Well…it turned out about the way I thought it would. And, surprise surprise, it’s a song and dance we’ve already heard.
Chick-Fil-A Appreciation Day has come and gone, and surprised pretty much everybody by the sheer turnout, but one particular response was waiting in the wings.
Almost immediately, memes and soundbytes started showing up on Facebook and elsewhere, all with one theme:
And that is supposed to settle that.
Sad to say, it doesn’t. Here’s why.
This is not an argument. It is a preposition masquerading as an argument.
An argument requires at least another preposition and a conclusion. There is neither a second premise, or a conclusion, to this; it is adrift, bereft of force and consequence, and we are left to our own devices to figure out where this is rhetorically supposed to lead.
As rhetoric, it is perhaps clever, but it is not an argument.
But let’s treat it like the argument it’s pretending to be, and see where it leads, to see if it might be salvaged. Ignoring for the moment a second premise, let’s say that the conclusion is “Therefore, Christians shouldn’t speak out on issues like Same-Sex Marriage until they help the homeless/poor/oppressed/etc.”
Oh. Well. So much for salvaging it. Turns out it’s a red herring.

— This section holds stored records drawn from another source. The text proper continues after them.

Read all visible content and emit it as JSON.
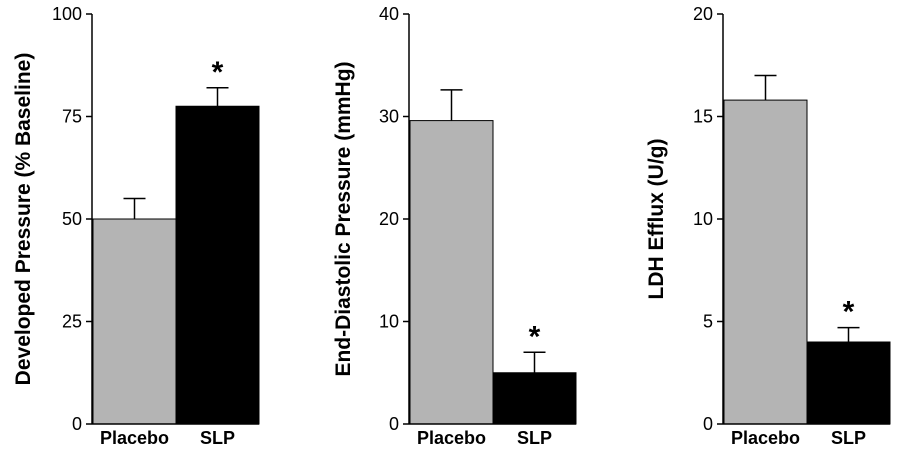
{
  "chart_data": [
    {
      "type": "bar",
      "title": "",
      "xlabel": "",
      "ylabel": "Developed Pressure (% Baseline)",
      "ylim": [
        0,
        100
      ],
      "yticks": [
        0,
        25,
        50,
        75,
        100
      ],
      "categories": [
        "Placebo",
        "SLP"
      ],
      "values": [
        50,
        77.5
      ],
      "errors": [
        5,
        4.5
      ],
      "annotations": [
        "",
        "*"
      ],
      "colors": [
        "#b4b4b4",
        "#000000"
      ]
    },
    {
      "type": "bar",
      "title": "",
      "xlabel": "",
      "ylabel": "End-Diastolic Pressure (mmHg)",
      "ylim": [
        0,
        40
      ],
      "yticks": [
        0,
        10,
        20,
        30,
        40
      ],
      "categories": [
        "Placebo",
        "SLP"
      ],
      "values": [
        29.6,
        5
      ],
      "errors": [
        3,
        2
      ],
      "annotations": [
        "",
        "*"
      ],
      "colors": [
        "#b4b4b4",
        "#000000"
      ]
    },
    {
      "type": "bar",
      "title": "",
      "xlabel": "",
      "ylabel": "LDH Efflux (U/g)",
      "ylim": [
        0,
        20
      ],
      "yticks": [
        0,
        5,
        10,
        15,
        20
      ],
      "categories": [
        "Placebo",
        "SLP"
      ],
      "values": [
        15.8,
        4
      ],
      "errors": [
        1.2,
        0.7
      ],
      "annotations": [
        "",
        "*"
      ],
      "colors": [
        "#b4b4b4",
        "#000000"
      ]
    }
  ]
}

But it’s a guilt-trip red herring. And it hinges on an assumption that no one in their right mind would agree to: that Christians cannot speak at all about controversial social issues, or whatever issue is at hand–frequently this ‘argument’ is made regarding abortion, too–until XYZ issue, completely unrelated to the issue at hand, is “satisfactorily” or permanently resolved singlehandedly by Christians.
In case that doesn’t look absurd enough: How many homeless/poor/whatever people must be served before someone can make a statement about a moral issue? One? Five? Ten? One hundred? Every last one?
Yeah, it really does look that absurd to those of us who see it for the bad argument it really is. But let’s not end there. I love a good argumentum ad absurdam as much as anyone, and since this one is already absurd, let’s make it as absurd as possible.
Let’s say that every last chicken sandwich, waffle fry, and lemonade were given away to the hungry and homeless. How would that affect what someone who supports SSM think of Christians who oppose SSM? It wouldn’t. It’s a completely separate issue. Does the Muslim practice of Zakat, or alms-giving, temper our reaction to the regional practice of female genital mutilation? And if they help as many of the poor as they can, does that mean that they can practice FGM? No. It’s another issue. Don’t fall for a (questionable) premise posing as an argument.
Are Christians inconsistent? You bet. Do Christians fail, a lot? You bet. Does it mean they’re wrong about SSM? There’s no way to know from the recipient of a chicken sandwich.
Did Jesus say to feed the hungry and care for the poor? Yes. But He also reiterated the ordination of marriage as given by God, ideally and only between a man and a woman, as given in Genesis 1.